Namun, setelah naik ke kapal di Holland, bagian barat Belanda, ia sadar telah ditipu. Rumphius ternyata justru dimasukkan menjadi tentara West Indies Company (WIC). Awalnya dia memang akan dikirim sebagai prajurit ke Venesia, namun kapal itu mengubah haluan dan membawa para prajurit itu ke Brasil.
Di tengah jalan, kapal Swarte Raef, yang membawa Rumphius, diserang kapal Portugis. Rumphius kemudian dibawa ke Portugis. Di sana ia dan teman- teman prajuritnya dilatih untuk menjadi tentara Portugis.
Periode ini menjadi titik balik kehidupan Rumphius. Di Portugis, keinginan bertualangnya tersalurkan ke arah lain. Ia mendengar begitu banyak cerita luar biasa tentang dunia timur, dunia tumbuhan yang aneh, dan hewan-hewan asing yang juga aneh. Semua itu membuat keinginan Rumphius untuk menjelajah kian besar.
Setelah meninggalkan Portugis pada 1648 atau 1649, Rumphius kembali ke Hanau.
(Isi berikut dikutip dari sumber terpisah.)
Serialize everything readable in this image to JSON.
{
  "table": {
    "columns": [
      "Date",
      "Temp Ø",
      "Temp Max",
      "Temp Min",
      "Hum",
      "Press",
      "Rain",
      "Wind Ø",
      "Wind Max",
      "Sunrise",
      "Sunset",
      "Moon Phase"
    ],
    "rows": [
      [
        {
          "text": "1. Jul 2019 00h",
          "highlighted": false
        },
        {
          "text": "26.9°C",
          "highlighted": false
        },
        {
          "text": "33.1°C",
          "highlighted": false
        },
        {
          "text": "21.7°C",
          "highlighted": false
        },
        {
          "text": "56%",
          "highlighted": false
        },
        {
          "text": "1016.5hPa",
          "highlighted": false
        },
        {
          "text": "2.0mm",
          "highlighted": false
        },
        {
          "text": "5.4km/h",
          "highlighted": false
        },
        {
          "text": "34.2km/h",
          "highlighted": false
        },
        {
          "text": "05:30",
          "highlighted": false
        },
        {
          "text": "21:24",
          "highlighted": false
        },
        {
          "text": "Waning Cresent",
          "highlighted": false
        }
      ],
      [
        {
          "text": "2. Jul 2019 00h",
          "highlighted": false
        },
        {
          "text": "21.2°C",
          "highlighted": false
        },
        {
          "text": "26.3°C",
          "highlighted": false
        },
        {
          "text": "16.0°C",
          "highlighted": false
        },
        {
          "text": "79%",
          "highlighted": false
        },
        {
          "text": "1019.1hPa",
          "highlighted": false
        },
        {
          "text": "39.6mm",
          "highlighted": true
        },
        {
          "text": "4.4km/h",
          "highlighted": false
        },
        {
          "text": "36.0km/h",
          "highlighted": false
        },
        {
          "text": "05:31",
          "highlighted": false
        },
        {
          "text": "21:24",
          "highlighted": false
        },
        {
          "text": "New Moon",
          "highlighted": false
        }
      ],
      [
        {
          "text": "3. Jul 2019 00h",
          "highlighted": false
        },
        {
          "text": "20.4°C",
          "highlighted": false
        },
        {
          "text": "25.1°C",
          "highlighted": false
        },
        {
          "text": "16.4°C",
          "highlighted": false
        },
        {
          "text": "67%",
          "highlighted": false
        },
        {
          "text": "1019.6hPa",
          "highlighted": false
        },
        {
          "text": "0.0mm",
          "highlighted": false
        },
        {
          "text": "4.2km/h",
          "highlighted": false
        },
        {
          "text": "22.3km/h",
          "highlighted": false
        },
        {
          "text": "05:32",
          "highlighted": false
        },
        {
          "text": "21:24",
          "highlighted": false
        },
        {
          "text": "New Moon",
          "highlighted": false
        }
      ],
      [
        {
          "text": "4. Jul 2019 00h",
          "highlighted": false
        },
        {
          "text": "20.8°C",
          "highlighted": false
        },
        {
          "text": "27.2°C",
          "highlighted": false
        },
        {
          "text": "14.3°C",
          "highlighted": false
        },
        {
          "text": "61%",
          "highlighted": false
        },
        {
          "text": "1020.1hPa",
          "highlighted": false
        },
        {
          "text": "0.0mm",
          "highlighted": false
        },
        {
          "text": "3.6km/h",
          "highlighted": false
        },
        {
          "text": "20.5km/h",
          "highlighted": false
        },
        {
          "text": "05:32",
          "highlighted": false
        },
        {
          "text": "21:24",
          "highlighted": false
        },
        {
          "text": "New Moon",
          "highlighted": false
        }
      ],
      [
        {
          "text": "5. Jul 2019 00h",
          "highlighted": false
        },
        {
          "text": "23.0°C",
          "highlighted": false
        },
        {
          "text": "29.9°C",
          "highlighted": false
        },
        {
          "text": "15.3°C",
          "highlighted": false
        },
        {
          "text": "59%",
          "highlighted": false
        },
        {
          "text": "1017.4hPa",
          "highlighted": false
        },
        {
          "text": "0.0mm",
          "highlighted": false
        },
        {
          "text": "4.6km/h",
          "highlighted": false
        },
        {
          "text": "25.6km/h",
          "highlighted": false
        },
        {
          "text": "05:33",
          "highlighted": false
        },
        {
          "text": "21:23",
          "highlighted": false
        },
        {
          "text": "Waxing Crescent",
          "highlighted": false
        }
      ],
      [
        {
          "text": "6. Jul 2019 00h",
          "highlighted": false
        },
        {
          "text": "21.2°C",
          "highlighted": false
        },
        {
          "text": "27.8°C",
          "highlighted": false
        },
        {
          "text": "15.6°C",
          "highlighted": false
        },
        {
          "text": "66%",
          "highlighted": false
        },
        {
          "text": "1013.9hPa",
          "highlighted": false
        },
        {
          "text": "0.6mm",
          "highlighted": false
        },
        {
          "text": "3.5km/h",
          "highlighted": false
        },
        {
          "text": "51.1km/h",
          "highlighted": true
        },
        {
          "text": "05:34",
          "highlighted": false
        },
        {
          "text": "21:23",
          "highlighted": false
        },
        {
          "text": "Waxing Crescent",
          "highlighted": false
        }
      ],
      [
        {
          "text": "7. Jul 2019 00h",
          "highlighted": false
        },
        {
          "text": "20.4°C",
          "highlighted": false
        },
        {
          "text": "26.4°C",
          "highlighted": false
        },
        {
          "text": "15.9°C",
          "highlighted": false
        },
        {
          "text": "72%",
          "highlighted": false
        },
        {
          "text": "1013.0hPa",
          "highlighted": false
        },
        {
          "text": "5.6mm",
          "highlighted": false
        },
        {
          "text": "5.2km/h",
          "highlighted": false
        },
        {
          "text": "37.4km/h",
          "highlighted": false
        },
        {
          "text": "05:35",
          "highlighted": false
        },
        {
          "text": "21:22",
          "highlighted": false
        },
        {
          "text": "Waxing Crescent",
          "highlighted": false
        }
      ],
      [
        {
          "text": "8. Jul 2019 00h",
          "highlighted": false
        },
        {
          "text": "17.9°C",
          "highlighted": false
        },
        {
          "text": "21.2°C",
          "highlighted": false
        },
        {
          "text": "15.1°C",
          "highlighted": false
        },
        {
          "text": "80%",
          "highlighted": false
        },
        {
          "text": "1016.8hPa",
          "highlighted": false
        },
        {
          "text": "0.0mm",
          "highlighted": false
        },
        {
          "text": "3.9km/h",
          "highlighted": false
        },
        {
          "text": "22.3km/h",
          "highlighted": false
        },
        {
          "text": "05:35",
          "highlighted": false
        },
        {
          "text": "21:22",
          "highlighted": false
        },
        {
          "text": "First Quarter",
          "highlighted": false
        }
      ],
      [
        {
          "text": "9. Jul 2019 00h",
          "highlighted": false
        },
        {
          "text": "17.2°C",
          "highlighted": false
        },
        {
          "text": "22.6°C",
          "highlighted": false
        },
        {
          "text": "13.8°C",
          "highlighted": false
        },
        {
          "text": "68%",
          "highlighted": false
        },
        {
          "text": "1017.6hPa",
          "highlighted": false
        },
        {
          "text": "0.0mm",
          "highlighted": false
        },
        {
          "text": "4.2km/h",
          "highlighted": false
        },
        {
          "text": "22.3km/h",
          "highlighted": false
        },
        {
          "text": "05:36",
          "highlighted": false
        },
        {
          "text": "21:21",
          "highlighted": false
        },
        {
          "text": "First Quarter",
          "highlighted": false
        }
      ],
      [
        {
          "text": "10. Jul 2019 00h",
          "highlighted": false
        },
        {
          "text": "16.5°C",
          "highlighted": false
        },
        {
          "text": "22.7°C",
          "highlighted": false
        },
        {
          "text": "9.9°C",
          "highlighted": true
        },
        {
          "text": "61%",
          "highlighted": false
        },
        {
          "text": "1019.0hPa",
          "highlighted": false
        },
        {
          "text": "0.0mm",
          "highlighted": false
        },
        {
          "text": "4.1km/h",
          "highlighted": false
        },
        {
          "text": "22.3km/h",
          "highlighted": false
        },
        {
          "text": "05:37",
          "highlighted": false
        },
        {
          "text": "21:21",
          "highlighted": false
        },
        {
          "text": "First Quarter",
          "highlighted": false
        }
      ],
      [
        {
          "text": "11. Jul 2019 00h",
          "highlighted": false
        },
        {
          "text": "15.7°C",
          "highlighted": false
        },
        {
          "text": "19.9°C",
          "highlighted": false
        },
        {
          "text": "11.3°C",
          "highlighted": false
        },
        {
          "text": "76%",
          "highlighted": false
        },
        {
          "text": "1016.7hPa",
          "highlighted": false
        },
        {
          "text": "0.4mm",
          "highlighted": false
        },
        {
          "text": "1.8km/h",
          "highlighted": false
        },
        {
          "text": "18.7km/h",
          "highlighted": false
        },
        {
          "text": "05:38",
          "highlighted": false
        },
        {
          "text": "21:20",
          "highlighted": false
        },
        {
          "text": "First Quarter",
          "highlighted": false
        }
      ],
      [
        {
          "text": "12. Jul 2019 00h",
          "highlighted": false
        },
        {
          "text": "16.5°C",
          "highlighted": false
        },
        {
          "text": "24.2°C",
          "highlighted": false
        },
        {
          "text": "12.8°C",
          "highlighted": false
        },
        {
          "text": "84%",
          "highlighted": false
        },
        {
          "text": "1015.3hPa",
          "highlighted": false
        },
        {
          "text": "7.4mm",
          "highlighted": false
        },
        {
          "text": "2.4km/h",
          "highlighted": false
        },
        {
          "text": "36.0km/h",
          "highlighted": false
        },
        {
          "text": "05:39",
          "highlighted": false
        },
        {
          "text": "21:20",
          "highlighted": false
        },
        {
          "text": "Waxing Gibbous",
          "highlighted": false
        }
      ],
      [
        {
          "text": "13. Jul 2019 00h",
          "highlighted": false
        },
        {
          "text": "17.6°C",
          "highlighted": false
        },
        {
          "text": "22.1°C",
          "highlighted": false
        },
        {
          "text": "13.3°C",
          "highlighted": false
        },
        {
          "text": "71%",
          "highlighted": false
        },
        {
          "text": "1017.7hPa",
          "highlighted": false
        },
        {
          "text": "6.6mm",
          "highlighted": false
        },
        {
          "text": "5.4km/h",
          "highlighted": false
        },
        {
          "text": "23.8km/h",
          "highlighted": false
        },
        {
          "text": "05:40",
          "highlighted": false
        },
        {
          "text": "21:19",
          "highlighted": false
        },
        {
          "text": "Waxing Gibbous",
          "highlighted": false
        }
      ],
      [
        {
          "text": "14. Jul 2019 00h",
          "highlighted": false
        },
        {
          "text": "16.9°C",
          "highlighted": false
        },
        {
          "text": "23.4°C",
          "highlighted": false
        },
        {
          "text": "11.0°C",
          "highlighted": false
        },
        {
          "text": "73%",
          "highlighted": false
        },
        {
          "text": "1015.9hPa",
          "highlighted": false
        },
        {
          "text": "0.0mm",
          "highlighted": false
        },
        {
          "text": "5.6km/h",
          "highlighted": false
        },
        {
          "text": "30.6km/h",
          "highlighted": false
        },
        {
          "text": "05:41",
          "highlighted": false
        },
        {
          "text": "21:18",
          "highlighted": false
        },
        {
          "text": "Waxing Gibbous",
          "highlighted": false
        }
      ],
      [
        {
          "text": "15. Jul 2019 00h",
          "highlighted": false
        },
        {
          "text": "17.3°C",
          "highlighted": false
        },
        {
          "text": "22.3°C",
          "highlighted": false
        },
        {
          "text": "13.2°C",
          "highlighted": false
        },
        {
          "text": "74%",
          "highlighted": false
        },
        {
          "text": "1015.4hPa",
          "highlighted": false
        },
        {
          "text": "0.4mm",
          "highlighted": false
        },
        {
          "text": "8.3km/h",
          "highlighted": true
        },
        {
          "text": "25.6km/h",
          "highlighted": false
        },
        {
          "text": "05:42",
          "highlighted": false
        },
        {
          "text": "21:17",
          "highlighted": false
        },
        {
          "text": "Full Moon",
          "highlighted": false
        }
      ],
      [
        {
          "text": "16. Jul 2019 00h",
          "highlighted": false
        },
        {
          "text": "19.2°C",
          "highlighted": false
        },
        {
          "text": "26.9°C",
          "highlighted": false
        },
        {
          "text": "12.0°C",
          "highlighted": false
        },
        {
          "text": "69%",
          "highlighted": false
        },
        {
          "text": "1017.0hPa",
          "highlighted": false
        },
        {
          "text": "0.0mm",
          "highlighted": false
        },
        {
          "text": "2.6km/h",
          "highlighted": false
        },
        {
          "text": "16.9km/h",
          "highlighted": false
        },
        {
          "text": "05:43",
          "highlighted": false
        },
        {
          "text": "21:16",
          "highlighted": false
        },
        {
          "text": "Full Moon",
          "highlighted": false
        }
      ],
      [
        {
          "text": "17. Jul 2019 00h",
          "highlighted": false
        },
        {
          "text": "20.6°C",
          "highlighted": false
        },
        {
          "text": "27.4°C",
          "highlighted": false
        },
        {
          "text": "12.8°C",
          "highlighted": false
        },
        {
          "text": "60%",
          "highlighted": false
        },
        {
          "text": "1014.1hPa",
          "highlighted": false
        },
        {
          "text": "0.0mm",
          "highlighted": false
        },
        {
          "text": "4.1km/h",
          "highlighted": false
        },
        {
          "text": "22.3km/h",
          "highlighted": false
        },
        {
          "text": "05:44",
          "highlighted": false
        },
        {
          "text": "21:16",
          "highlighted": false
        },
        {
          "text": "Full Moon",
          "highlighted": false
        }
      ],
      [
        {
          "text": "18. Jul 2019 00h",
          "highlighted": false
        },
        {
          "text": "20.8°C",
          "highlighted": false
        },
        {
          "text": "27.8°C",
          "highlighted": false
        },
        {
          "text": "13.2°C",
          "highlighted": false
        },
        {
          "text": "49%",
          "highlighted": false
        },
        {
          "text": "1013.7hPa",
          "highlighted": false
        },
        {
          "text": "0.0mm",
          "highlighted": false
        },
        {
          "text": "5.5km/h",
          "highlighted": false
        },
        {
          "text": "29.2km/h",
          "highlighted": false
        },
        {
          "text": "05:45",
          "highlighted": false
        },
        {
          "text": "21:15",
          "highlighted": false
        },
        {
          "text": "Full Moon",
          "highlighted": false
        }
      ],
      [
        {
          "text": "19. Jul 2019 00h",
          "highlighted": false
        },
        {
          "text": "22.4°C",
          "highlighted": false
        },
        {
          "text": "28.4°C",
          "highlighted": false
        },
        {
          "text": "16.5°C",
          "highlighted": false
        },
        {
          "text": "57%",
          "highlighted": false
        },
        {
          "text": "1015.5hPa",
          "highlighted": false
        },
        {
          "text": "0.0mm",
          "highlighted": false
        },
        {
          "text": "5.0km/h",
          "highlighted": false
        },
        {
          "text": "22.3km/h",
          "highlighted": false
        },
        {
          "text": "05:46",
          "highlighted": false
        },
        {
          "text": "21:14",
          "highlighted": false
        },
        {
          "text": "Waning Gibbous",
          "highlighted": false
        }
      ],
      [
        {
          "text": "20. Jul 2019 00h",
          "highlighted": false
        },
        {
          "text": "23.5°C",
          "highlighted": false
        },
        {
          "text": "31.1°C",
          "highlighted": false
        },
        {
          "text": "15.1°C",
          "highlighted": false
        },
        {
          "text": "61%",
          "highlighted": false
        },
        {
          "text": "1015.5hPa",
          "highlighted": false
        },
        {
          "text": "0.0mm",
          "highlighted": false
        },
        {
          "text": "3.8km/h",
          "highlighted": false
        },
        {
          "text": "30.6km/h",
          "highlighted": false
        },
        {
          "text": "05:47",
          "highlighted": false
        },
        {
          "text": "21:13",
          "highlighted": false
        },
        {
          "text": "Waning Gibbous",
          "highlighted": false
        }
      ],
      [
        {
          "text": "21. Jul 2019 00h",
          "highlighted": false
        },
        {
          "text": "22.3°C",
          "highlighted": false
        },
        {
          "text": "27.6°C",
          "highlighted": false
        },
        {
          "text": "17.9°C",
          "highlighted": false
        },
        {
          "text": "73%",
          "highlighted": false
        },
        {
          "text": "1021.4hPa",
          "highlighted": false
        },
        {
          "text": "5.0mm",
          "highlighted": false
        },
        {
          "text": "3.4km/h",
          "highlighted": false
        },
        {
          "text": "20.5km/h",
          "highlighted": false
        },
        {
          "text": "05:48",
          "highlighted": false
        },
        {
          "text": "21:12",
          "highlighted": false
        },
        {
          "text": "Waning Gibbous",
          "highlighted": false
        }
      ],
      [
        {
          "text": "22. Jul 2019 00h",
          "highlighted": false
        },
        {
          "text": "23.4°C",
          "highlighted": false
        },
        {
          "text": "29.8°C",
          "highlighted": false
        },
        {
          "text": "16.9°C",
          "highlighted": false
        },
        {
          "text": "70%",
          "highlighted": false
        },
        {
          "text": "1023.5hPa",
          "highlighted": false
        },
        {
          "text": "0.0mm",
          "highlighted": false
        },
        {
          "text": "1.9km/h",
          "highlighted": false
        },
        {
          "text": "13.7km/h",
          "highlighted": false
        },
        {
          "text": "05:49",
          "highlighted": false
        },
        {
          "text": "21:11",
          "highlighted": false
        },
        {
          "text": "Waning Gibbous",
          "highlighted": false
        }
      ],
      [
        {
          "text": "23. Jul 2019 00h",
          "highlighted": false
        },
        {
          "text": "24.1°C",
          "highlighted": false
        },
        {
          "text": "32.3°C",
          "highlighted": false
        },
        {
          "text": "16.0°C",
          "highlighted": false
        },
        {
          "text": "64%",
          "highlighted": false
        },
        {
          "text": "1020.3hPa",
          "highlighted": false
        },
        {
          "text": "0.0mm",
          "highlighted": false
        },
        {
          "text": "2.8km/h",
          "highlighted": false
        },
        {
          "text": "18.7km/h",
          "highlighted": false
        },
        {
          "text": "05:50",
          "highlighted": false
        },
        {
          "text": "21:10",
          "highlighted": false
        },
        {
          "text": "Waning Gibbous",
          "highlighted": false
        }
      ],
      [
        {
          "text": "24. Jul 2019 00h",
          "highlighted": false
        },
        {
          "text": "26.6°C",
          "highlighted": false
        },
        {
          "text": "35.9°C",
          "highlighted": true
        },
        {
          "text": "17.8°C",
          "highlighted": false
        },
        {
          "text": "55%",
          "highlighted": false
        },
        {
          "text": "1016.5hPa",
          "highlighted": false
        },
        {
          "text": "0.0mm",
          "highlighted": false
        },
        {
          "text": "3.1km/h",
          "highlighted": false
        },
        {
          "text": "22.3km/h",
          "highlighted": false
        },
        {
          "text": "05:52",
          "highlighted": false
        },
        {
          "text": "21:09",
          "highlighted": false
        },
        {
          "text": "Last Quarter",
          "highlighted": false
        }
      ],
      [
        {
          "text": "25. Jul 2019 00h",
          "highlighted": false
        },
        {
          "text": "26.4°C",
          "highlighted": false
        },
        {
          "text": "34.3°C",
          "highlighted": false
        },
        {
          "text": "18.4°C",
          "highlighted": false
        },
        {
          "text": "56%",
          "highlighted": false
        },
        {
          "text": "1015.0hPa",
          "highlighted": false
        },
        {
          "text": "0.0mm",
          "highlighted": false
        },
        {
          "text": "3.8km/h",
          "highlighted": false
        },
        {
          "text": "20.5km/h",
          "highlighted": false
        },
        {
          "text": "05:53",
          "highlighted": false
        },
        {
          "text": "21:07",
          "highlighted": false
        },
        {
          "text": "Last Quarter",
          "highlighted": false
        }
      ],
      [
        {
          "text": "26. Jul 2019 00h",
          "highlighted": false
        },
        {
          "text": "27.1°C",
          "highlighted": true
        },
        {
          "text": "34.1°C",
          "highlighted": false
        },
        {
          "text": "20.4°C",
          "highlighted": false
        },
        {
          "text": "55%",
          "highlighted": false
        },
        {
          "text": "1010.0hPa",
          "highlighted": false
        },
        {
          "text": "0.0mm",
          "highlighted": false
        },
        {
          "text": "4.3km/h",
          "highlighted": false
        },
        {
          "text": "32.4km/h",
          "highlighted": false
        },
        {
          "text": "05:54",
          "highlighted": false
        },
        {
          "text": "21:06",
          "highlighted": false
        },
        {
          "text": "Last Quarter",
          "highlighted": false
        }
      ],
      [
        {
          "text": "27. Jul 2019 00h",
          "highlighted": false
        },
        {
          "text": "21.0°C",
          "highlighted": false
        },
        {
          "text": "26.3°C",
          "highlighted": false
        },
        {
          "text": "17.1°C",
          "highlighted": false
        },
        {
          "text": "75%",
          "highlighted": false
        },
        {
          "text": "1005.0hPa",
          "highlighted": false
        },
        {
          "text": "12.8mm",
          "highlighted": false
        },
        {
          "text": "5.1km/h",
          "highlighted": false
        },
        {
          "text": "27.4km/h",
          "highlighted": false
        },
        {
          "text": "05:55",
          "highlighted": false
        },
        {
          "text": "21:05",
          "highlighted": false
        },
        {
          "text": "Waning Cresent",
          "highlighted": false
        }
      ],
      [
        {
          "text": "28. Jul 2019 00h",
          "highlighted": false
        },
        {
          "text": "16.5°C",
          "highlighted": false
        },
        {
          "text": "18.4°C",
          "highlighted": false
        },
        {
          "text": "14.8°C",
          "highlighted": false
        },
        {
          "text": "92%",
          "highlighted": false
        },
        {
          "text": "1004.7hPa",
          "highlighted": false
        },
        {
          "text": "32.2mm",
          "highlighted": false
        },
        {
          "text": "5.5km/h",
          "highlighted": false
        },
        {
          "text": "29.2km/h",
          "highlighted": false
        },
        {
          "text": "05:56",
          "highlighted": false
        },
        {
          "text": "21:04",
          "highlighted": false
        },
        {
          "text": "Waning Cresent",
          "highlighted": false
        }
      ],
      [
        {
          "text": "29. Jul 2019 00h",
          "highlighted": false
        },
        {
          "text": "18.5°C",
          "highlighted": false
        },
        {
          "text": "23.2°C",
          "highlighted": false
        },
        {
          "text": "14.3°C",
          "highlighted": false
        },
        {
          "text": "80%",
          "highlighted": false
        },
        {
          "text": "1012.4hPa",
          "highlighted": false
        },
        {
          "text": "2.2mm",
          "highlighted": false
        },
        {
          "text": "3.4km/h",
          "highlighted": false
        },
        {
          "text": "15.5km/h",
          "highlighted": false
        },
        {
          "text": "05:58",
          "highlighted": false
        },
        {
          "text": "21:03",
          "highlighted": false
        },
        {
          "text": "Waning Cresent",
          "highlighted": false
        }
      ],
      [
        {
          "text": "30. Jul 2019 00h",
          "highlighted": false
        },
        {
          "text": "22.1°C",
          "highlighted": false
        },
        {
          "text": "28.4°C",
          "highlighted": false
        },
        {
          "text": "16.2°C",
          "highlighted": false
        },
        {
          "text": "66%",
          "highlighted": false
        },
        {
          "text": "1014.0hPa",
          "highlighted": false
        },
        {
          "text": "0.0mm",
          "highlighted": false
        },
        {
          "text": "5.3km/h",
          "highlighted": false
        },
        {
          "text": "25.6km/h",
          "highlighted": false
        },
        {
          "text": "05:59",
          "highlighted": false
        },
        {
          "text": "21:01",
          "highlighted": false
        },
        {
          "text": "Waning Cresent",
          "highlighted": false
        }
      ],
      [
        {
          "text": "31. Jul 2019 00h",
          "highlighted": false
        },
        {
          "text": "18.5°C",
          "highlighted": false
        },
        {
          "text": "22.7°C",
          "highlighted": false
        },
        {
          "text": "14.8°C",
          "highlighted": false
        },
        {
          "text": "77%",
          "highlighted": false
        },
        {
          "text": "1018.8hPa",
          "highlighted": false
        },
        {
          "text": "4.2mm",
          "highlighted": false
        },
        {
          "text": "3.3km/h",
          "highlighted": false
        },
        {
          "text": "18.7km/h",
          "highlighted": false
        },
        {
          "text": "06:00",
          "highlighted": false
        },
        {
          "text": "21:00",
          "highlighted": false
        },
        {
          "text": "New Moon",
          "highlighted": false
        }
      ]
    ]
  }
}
Pada akhir 1652, ia mendaftarkan diri sebagai tentara East Indies Company (EIC). Pada Juni 1653, dia pun mendarat di Batavia dan pada 8 November ia pergi ke Pulau Ambon.
Menjadi tentara ternyata tidak memuaskannya. Gubernur Ambon saat itu, Jacob Hustaerdt, kemudian memberinya tugas sipil. Pada 1662 Rumphius resmi menjadi menjadi pegawai perdagangan di perusahaan EIC.
Pada saat itu juga Rumphius mulai mempelajari hewan dan tumbuhan di Ambon secara sistematis. Selama bertahun-tahun ia mendedikasikan waktu luangnya untuk belajar dan menulis tentang flora dan fauna Ambon.
Rumphius kemudian menjadi pimpinan di Hitu, sebuah daerah di pesisir utara Jazirah Leihitu di bagian utara Pulau Ambon. Di sana ia tinggal bersama keluarganya. Setelah dibebastugaskan dari perusahaan, Rumphius menemukan kebahagiaan dengan meneliti alam.
Namun, pada tahun 1770 Rumphius mengalami tragedi tragis. Dia kehilangan penglihatannya, tanpa ada penjelasan penyebabnya. Kebutaan yang dialami tidak menghalanginya untuk melanjutkan penelitiannya tentang flora dan fauna Ambon.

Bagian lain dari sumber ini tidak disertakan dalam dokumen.